I hesitated at the gate and then went in. Cement driveway. Underfoot more pinecones, beech leaves, a flattened Starbucks cup. The path bent to the left and there, suddenly, was the house. Single-story Colorado ranch style. Modest in proportion to other homes in Fairview but boldly painted yellow and elaborately festooned with flowerpots and hanging baskets, some of the blooms gamely hanging on even though it was December.

It was shady here and frost coated a neat square of garden and several of the close-trimmed rosebushes that surrounded the house like a primitive siege defense.

I stepped over an ornamental gnome with a fishing pole, half a dozen free newspapers, and squirrel shit. I knocked on the door.

She took a minute to open it.

She was pretty. She looked about thirty but I knew she was older than that. She had black hair cut short in bangs, cornflower-blue eyes, arched, surprised-looking dark eyebrows, high cheekbones, full lips with a crease in the lower. If it wasn’t early on Sunday and if the past few months hadn’t been such an obvious trial to her, she’d be a knockout. Dad’s type? Certainly. And I had a feeling that a year from now she wouldn’t be alone.

“Hello?” she said, groggily. Her breath: coffee, cigarettes, last night’s red wine.

“My name is Sue Hernandez, I’m from the Mexican consulate in Denver,” I said and offered her my hand. After a second’s hesitation she shook it.

“What can I do for you, Senorita Hernandez?” she asked.

“We’re looking into the death of Alberto Suarez. I’ve come here to ask you a few questions, if that’s ok.”

She stood there in the doorway, pulled her nightgown tighter about her. It only accentuated her big breasts.

“On a Sunday?”

“I’m very sorry for the inconvenience.”

“Fuck it. What’s all this about?” she asked.

“Senora Suarez, your husband was a Mexican citizen, and the embassy routinely investigates all suspicious deaths of Mexican citizens in the United States.”

“Not this again.”

“This will be the last time, I assure you. May I come in?”

She shook her head. “The place is a mess.”

“I don’t mind that,” I said, realizing that I was actually more desperate to get in the house than I was to meet her. I wanted to see relics: family photographs, art, souvenirs. The interior of number 88 would be a ghost house filled with memories.

“No. I’ve been through this before. With the cops and someone who phoned me from your embassy, already. And now you’re here. Clearly, the left hand doesn’t know what the right hand’s doing.”

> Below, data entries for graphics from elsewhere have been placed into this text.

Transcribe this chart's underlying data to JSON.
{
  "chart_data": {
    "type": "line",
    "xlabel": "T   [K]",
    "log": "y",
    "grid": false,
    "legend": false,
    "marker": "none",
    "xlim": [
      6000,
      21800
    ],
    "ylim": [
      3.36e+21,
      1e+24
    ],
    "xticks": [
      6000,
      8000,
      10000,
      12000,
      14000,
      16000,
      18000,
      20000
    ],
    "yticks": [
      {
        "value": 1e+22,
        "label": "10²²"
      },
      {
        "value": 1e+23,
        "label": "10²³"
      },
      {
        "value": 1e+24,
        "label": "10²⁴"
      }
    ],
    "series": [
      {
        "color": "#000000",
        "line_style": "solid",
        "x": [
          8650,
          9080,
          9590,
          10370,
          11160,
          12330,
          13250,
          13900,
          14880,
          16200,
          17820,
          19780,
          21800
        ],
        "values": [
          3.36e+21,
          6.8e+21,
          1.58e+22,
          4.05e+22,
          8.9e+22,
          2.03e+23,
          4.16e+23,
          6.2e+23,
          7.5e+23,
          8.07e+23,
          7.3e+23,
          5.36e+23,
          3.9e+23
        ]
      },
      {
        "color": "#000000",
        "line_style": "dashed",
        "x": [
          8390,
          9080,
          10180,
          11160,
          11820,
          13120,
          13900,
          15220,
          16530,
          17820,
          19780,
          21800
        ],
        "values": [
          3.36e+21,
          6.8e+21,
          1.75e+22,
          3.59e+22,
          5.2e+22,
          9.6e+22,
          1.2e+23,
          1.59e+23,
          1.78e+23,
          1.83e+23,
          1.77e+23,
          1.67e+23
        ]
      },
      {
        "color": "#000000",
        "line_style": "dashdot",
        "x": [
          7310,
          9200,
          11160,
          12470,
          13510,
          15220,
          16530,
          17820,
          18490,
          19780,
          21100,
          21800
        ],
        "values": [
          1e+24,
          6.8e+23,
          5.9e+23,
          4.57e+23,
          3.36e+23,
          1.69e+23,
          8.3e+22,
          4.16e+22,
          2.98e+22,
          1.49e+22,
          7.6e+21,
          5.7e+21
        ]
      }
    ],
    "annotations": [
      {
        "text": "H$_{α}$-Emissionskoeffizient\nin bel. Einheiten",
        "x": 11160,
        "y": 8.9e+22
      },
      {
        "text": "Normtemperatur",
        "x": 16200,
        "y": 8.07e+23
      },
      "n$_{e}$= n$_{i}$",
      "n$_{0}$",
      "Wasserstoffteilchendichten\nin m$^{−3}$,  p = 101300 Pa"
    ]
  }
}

I smiled. “It’s just a few questions. Please, may I come in?”

“No, you can’t. Look, I don’t have all day. What are your questions?”

“They’re about the accident.”

“Yeah, you said that. Just ask the questions.”

“You husband worked as a pest controller.”

“Yeah, he was overqualified for that. He was a smart guy. Killing rats, trapping raccoons, it was gross.”

“Yes. But what was your husband doing on the Old Boulder Road? According to our records his last job was at the Hermes store on Pearl Street. He didn’t have-”

“He was drinking.”

“I’m sorry?”

“I didn’t like him to drink, so he used to go up there. There’s a viewpoint two-thirds of the way up, a cliff where you can see the whole Front Range. A couple of kids committed suicide there. He used to go there, drink, look at the mountains, walk it off before he saw me.”

“So he was drunk the night of the accident?” I asked. The local paper had said he was drunk but there hadn’t been obvious signs of alcohol and the consulate hadn’t felt the need to conduct a tox report.

Karen shook her head. “I doubt it. We had a big blowup last year, I threatened to leave him, I’ve never seen him blind drunk since then. He was smart about it.”